Der erforderliche Nachtrag für die Brücke ist Folge einer Werksplanung. Diese erfolgt erst nach der Planung, der Auschreibung und des Zuschlages.
Sie haben nichts anderes als Studien für einen Tunnel.
Deshalb lasse ich mich auf Spekulationen, wie die Ihre nicht ein. Denken Sie daran, dass Sie schon mal weniger als 200.000 m³ abtransportieren lassen wollten.

Gruß
psana42
Komisch ist es aber doch, dass die Werksplanung für die Brücke durch EU-Recht geschützte Flächen beanspruchen will, deretwegen der Elbtunnel mit Gerichtsurteil von Oktober 2008 als umweltrechtlich nicht vorzugwürdig bezeichnet worden ist und die damals in der Planfeststellung auch noch nicht auftauchten. Zuschläge an die Baufirmen hat meiner Erinnerung nach das RP aber mindestens ein Jahr zuvor gegen den Willen der Stadt an die Baufirmen erteilt.

An der Stelle, dass z.Zt. des Urteils des VG DD zur umweltrechtlichen Vorzugswürdigkeit des Elbtunnels keine Planung vorlag, herrscht also bei WSB und Elbtunnel Gleichstand. Aber offenbar war der Elbtunnel trotzdem auf Basis von durch Gutachter bestätigten Schätzungen schon viel weiter entwickelt als die WSB. Denn beim Elbtunnel diskutierte man bereits mehrere Varianten, wie man damit durch die Elbe kommt, vor Gericht. Und leider fiel niemandem auf, dass genau dieser Punkt bzgl. Brücke überhaupt noch nicht klar ist.

Möglich dass man davon ausging, dass das im Freivorbau passiert. Warum hat denn die Werksplanung der Stahlbaufirma nicht auf den gültigen Planfeststellungsunterlagen aufgebaut? Wer hat denn da gepfuscht? Und bekannt wird dies wiederum erst fast ein Jahr nach der im Netz nachlesbaren Urteilbegründung, über die ja auch öffentlich ausgiebig diskutiert wurde.

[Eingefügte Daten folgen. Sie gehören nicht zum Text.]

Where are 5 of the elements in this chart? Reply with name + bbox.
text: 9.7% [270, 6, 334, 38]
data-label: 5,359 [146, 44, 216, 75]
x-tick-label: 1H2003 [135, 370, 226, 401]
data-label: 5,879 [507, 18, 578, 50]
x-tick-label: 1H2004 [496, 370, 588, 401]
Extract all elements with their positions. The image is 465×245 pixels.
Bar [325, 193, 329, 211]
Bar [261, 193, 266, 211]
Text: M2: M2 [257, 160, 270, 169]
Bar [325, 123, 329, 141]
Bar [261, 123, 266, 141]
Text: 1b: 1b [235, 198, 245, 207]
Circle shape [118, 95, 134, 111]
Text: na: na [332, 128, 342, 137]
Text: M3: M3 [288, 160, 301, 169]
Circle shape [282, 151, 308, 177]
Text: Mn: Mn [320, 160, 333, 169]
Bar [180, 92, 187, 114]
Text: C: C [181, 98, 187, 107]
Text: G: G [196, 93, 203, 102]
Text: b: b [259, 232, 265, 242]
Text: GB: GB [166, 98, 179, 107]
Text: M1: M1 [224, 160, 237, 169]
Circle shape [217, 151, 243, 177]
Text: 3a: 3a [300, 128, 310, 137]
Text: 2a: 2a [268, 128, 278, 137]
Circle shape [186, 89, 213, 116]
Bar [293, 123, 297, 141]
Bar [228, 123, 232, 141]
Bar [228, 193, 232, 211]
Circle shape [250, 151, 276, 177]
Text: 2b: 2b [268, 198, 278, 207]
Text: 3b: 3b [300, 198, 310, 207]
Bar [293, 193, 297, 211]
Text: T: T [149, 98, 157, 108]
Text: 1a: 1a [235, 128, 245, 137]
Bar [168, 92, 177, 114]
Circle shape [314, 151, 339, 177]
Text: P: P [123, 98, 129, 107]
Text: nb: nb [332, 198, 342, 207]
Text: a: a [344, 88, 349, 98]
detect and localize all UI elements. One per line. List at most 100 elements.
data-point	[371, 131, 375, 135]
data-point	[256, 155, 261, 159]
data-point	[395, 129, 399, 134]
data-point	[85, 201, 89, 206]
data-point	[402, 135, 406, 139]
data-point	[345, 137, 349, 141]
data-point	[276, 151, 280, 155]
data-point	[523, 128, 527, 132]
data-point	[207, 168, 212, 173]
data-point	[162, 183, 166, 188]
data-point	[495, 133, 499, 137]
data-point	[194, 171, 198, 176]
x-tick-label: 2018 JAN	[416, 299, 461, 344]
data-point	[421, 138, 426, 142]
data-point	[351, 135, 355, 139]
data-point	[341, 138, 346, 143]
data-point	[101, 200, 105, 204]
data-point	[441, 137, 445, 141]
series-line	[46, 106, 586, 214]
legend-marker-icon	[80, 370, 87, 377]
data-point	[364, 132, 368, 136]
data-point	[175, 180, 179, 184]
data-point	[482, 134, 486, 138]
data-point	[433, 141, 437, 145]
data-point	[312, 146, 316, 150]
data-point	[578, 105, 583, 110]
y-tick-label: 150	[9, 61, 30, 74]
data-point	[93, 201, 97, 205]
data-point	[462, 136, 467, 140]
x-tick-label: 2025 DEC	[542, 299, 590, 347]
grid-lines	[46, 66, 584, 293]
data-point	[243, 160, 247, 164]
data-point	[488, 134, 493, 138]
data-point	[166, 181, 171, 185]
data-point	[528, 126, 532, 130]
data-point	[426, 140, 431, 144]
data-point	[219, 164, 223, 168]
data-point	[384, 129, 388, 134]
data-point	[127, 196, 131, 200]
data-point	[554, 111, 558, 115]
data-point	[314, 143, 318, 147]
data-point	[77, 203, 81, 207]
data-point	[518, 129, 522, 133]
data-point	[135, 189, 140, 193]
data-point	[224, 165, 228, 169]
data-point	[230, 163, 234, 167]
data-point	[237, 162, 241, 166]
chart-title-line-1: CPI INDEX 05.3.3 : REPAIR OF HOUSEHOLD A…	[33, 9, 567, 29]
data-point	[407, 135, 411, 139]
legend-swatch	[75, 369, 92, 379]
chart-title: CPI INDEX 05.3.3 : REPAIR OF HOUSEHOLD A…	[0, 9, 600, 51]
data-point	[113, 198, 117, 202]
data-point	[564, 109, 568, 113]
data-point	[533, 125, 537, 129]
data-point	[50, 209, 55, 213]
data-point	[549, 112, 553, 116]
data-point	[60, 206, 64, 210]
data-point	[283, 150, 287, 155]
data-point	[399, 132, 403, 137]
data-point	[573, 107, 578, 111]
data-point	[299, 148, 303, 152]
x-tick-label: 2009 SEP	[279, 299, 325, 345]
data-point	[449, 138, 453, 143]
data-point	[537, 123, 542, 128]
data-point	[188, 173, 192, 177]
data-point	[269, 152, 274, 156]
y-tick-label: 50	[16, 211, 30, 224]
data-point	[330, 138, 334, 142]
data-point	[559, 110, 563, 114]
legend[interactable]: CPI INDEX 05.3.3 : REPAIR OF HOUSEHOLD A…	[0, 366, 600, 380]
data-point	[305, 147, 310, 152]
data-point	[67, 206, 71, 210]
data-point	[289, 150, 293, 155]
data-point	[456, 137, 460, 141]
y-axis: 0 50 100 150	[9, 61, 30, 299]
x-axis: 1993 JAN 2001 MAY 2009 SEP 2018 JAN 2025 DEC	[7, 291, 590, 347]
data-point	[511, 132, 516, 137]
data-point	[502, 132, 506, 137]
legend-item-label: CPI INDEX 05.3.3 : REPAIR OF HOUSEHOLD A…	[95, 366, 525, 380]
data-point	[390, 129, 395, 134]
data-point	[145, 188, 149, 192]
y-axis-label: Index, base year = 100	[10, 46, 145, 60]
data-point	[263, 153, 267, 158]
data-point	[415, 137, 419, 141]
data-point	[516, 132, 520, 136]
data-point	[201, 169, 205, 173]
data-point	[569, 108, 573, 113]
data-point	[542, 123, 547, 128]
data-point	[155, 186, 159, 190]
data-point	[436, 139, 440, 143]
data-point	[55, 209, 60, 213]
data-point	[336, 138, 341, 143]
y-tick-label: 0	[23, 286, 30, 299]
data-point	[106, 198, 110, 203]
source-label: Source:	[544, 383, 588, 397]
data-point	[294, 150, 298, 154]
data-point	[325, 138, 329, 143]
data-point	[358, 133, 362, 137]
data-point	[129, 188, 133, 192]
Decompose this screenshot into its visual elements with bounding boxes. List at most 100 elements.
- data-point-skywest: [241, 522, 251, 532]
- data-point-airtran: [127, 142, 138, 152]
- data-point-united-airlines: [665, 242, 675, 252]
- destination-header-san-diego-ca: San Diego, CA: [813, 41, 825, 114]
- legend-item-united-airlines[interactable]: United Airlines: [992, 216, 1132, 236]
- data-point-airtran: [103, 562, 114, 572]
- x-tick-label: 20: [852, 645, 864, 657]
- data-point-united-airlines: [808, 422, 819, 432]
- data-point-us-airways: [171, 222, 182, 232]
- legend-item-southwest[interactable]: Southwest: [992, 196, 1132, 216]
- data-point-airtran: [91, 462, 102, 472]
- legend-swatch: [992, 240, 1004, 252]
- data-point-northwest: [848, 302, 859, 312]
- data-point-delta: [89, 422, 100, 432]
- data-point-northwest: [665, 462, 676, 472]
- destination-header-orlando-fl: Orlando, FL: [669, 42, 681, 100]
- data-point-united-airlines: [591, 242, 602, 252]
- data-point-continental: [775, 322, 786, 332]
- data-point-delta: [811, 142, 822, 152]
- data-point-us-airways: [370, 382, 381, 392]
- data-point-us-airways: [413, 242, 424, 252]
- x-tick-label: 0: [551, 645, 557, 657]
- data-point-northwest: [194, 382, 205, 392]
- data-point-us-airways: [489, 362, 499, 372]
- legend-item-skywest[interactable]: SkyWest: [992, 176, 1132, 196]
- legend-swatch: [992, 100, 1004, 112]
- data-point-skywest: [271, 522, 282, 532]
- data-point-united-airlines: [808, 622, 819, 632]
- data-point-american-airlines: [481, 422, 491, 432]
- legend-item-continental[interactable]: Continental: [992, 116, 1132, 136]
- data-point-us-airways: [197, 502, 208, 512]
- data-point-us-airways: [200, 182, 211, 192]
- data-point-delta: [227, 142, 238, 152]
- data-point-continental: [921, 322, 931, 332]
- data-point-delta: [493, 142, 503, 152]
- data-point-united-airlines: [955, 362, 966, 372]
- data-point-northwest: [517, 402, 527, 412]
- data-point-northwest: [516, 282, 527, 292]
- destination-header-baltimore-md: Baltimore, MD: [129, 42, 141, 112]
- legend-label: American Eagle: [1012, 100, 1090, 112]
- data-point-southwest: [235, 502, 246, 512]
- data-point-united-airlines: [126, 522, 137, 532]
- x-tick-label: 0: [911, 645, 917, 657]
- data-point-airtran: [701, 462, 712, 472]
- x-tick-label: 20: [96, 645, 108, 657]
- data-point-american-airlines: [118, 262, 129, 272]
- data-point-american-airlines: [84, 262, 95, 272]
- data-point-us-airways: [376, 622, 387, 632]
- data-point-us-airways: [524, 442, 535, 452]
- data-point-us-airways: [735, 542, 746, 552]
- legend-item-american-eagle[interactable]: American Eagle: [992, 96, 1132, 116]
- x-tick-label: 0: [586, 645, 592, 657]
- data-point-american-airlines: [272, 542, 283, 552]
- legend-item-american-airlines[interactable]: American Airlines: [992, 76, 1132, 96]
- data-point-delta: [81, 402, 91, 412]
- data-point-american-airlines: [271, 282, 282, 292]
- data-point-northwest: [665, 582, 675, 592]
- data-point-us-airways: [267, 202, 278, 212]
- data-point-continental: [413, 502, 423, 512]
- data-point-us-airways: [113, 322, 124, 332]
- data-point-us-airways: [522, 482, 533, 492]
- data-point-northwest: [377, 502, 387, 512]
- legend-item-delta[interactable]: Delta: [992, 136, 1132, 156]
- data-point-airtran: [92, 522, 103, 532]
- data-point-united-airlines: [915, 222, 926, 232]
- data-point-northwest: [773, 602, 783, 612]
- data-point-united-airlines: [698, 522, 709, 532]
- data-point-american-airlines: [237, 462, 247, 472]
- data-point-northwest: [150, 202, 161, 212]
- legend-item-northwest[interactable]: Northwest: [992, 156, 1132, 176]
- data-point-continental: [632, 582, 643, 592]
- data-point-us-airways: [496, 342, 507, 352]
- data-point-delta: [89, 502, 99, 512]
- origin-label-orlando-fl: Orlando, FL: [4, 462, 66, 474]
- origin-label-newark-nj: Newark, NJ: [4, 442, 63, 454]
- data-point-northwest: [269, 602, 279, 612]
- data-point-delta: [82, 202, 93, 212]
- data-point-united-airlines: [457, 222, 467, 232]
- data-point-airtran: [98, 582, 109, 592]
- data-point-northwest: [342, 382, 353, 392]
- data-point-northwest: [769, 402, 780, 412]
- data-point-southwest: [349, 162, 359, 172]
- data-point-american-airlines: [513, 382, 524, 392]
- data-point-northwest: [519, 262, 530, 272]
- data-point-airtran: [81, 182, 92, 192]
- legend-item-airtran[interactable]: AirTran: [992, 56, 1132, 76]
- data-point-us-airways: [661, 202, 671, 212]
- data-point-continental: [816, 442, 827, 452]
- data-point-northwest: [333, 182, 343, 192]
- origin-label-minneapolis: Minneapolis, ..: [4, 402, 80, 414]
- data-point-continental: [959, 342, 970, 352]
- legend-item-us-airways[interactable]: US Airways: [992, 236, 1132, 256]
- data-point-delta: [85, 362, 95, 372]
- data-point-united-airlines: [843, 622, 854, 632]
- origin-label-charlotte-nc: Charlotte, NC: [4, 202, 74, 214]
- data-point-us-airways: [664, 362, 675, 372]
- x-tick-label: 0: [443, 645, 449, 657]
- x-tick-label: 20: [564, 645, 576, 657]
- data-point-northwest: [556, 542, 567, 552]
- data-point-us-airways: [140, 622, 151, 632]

Vergreifen Sie ausserdem mal nicht in den Formulierungen. Ich habe lediglich die Plausibilität hinterfragt, auf welcher Basis wohl die Aussagen im Tunnelflyer der CDU entstanden sein können z.B. zur abzutransportierenden Abraummenge, weil die sich auf kein einziges offizielles Gutachten von anerkannten Tunnelfachleuten berufen!